Le déclenchement des élections par Rajoy est une stratégie habile pour trois raisons. Premièrement, si les partis catalans acceptent le jeu électoral, ils donnent une légitimité à l’autorité de l’État central et le gouvernement élu devra respecter la constitution espagnole. Deuxièmement, si les partis souverainistes remportent une majorité, ils se retrouveront à nouveau au point de départ du processus d’accession à la souveraineté. Troisièmement, s’ils refusent d’y participer, ils courent le risque de voir les partis de droite prendre le pouvoir en plus de devoir recourir à d’énormes mobilisations pour s’opposer à ces élections et pour soutenir un gouvernement destitué ayant à sa tête un président en exil.

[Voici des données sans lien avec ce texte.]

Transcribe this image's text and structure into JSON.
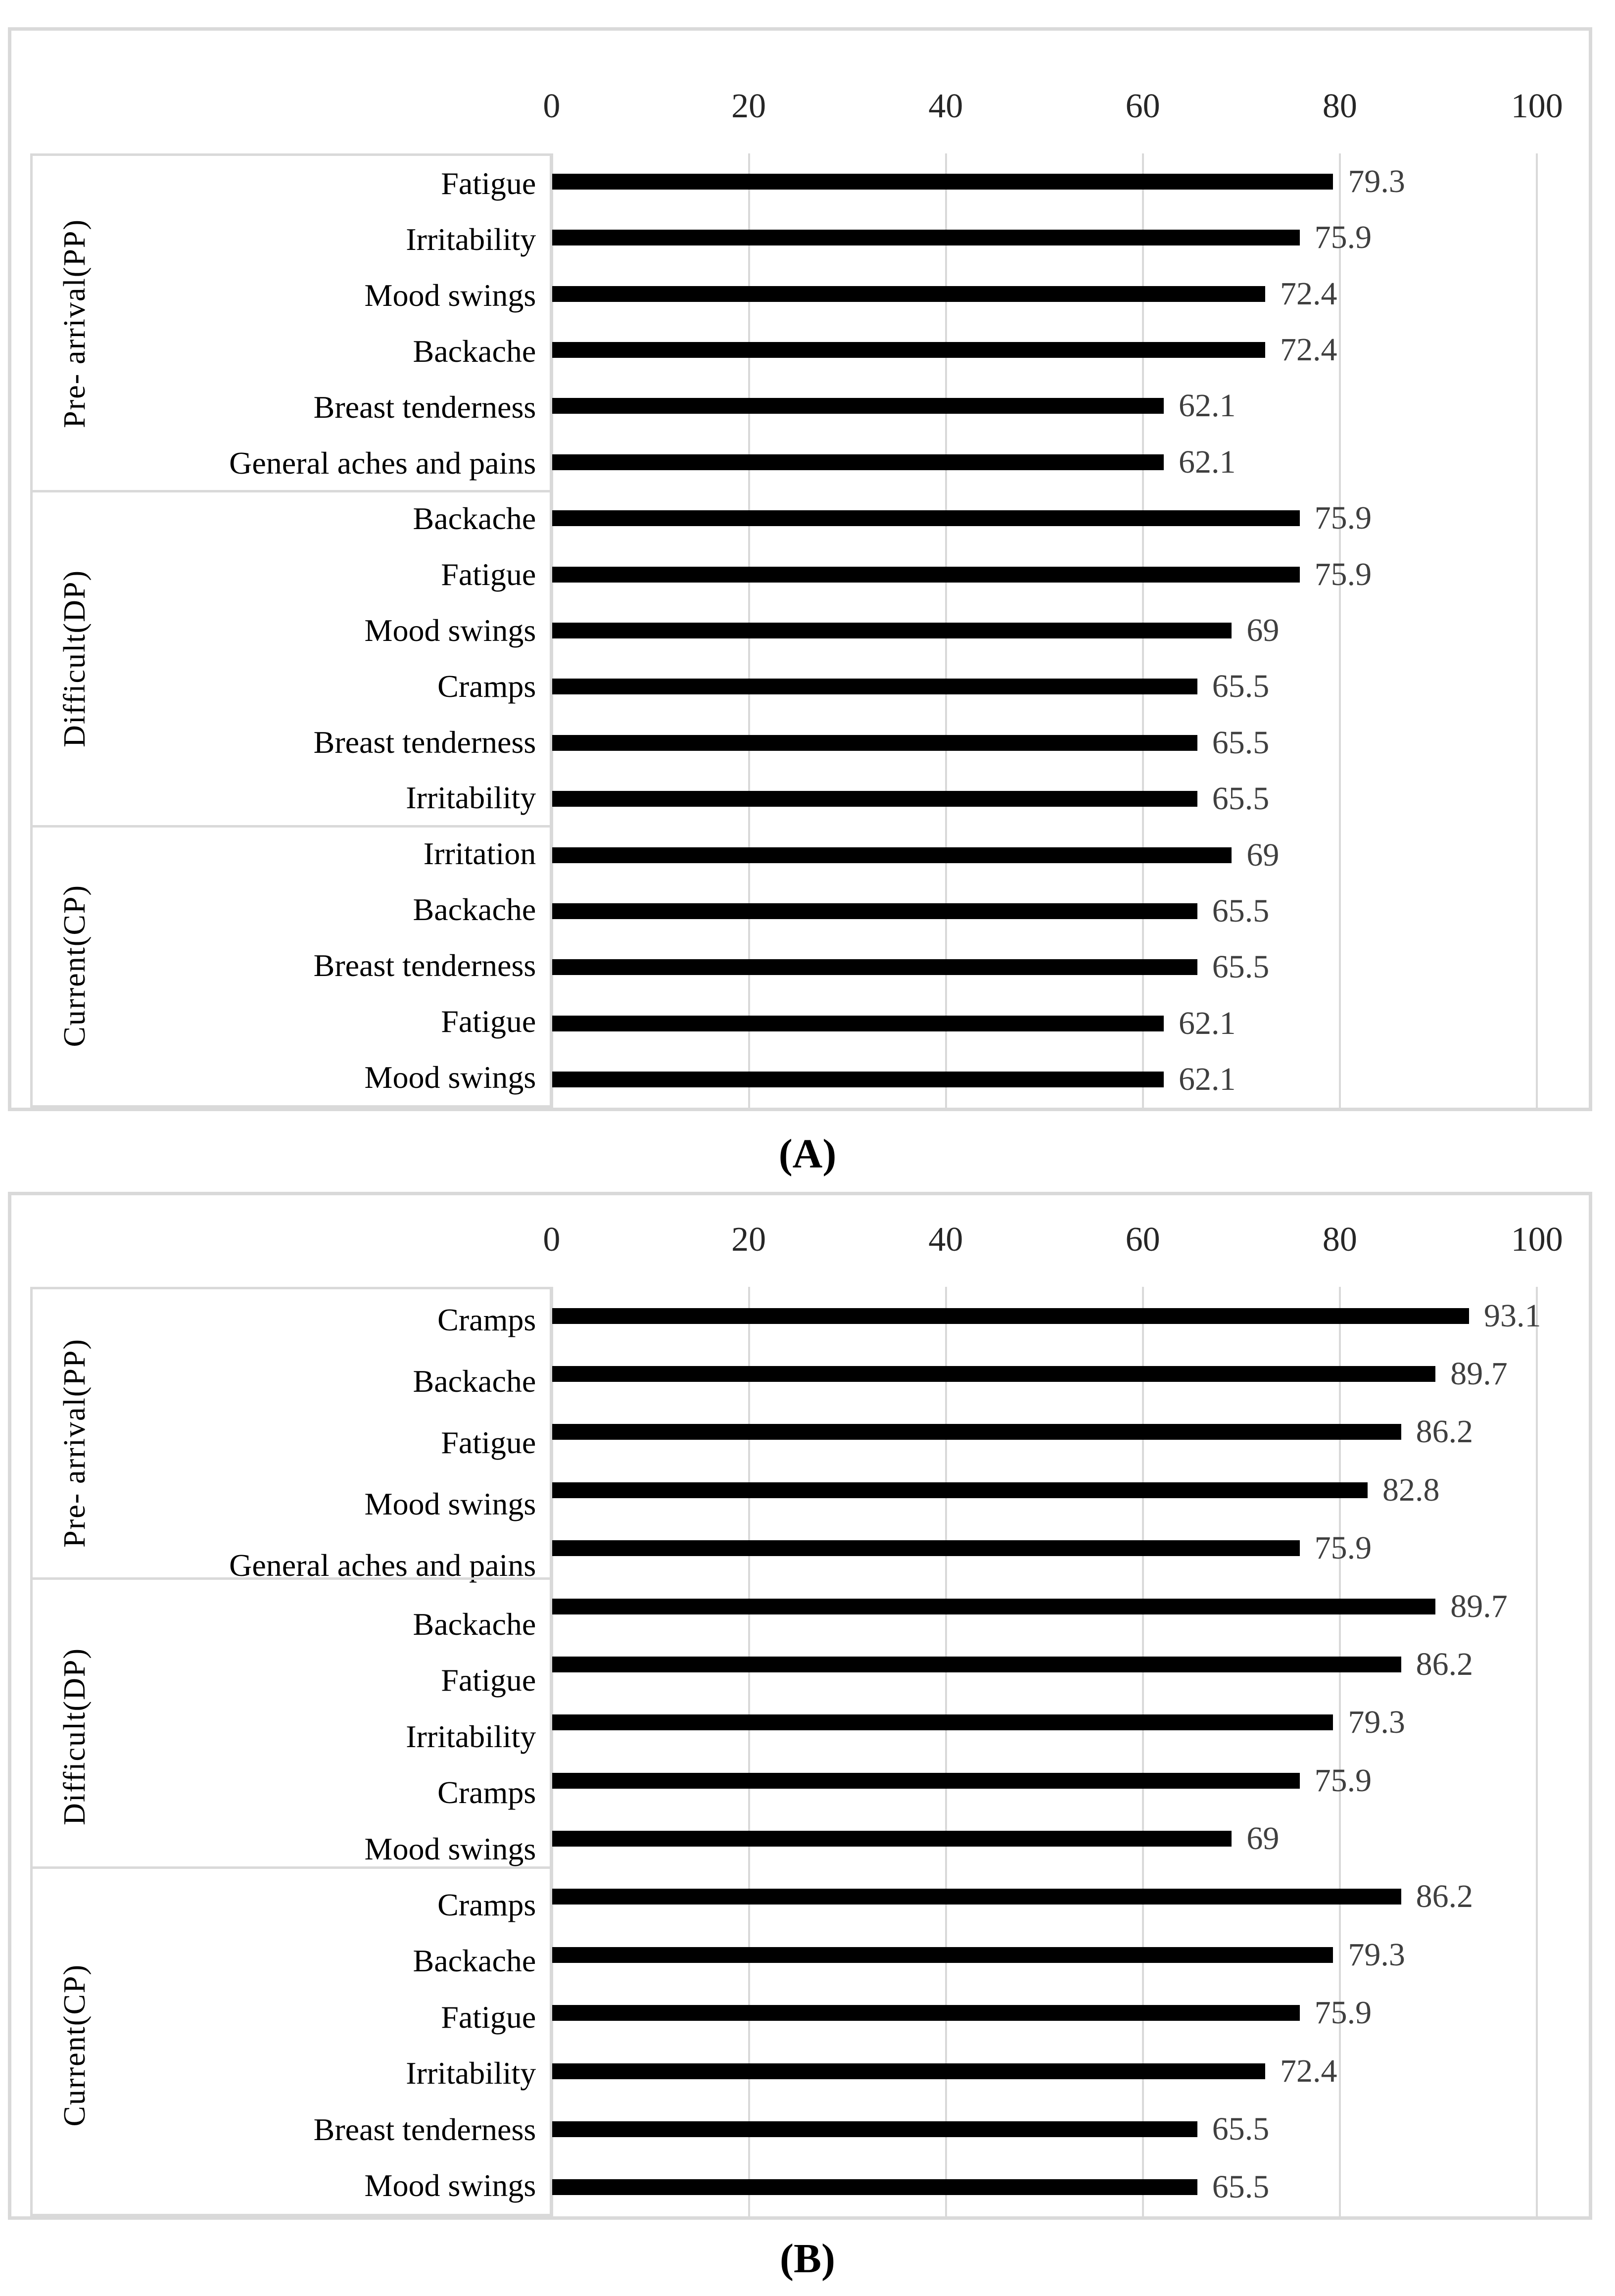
{
  "figure": {
    "caption_a": "(A)",
    "caption_b": "(B)"
  },
  "colors": {
    "bar": "#000000",
    "gridline": "#d9d9d9",
    "box_border": "#d9d9d9",
    "value_label": "#3f3f3f",
    "axis_label": "#262626",
    "background": "#ffffff"
  },
  "chart_data": [
    {
      "type": "bar",
      "orientation": "horizontal",
      "caption": "(A)",
      "title": "",
      "xlabel": "",
      "ylabel": "",
      "xlim": [
        0,
        100
      ],
      "x_ticks": [
        0,
        20,
        40,
        60,
        80,
        100
      ],
      "tick_position": "top",
      "grid": true,
      "bar_color": "#000000",
      "groups": [
        {
          "label": "Pre- arrival(PP)",
          "items": [
            {
              "category": "Fatigue",
              "value": 79.3
            },
            {
              "category": "Irritability",
              "value": 75.9
            },
            {
              "category": "Mood swings",
              "value": 72.4
            },
            {
              "category": "Backache",
              "value": 72.4
            },
            {
              "category": "Breast tenderness",
              "value": 62.1
            },
            {
              "category": "General aches and pains",
              "value": 62.1
            }
          ]
        },
        {
          "label": "Difficult(DP)",
          "items": [
            {
              "category": "Backache",
              "value": 75.9
            },
            {
              "category": "Fatigue",
              "value": 75.9
            },
            {
              "category": "Mood swings",
              "value": 69
            },
            {
              "category": "Cramps",
              "value": 65.5
            },
            {
              "category": "Breast tenderness",
              "value": 65.5
            },
            {
              "category": "Irritability",
              "value": 65.5
            }
          ]
        },
        {
          "label": "Current(CP)",
          "items": [
            {
              "category": "Irritation",
              "value": 69
            },
            {
              "category": "Backache",
              "value": 65.5
            },
            {
              "category": "Breast tenderness",
              "value": 65.5
            },
            {
              "category": "Fatigue",
              "value": 62.1
            },
            {
              "category": "Mood swings",
              "value": 62.1
            }
          ]
        }
      ]
    },
    {
      "type": "bar",
      "orientation": "horizontal",
      "caption": "(B)",
      "title": "",
      "xlabel": "",
      "ylabel": "",
      "xlim": [
        0,
        100
      ],
      "x_ticks": [
        0,
        20,
        40,
        60,
        80,
        100
      ],
      "tick_position": "top",
      "grid": true,
      "bar_color": "#000000",
      "groups": [
        {
          "label": "Pre- arrival(PP)",
          "items": [
            {
              "category": "Cramps",
              "value": 93.1
            },
            {
              "category": "Backache",
              "value": 89.7
            },
            {
              "category": "Fatigue",
              "value": 86.2
            },
            {
              "category": "Mood swings",
              "value": 82.8
            },
            {
              "category": "General aches and pains",
              "value": 75.9
            }
          ]
        },
        {
          "label": "Difficult(DP)",
          "items": [
            {
              "category": "Backache",
              "value": 89.7
            },
            {
              "category": "Fatigue",
              "value": 86.2
            },
            {
              "category": "Irritability",
              "value": 79.3
            },
            {
              "category": "Cramps",
              "value": 75.9
            },
            {
              "category": "Mood swings",
              "value": 69
            }
          ]
        },
        {
          "label": "Current(CP)",
          "items": [
            {
              "category": "Cramps",
              "value": 86.2
            },
            {
              "category": "Backache",
              "value": 79.3
            },
            {
              "category": "Fatigue",
              "value": 75.9
            },
            {
              "category": "Irritability",
              "value": 72.4
            },
            {
              "category": "Breast tenderness",
              "value": 65.5
            },
            {
              "category": "Mood swings",
              "value": 65.5
            }
          ]
        }
      ]
    }
  ]
}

En somme, la gauche a maintenant la responsabilité de trouver des solutions afin que le camp souverainiste puisse reprendre l’initiative. Jusqu’ici son attitude pacifique a donné beaucoup de crédibilité au mouvement. Mais Rajoy s’est ajusté et vient de reprendre la main avec le déclenchement d’élections anticipées pour le 21 décembre. Il est important de trouver d’autres voies qui permettront d’élargir la mobilisation en approfondissant la compréhension du projet social que peut représenter l’indépendance. L’appel à une assemblée constituante qui réunirait de larges secteurs de la population et qui serait appelée à définir ce que doit devenir la société catalane en termes de société égalitaire pourrait permettre d’élargir cet appui.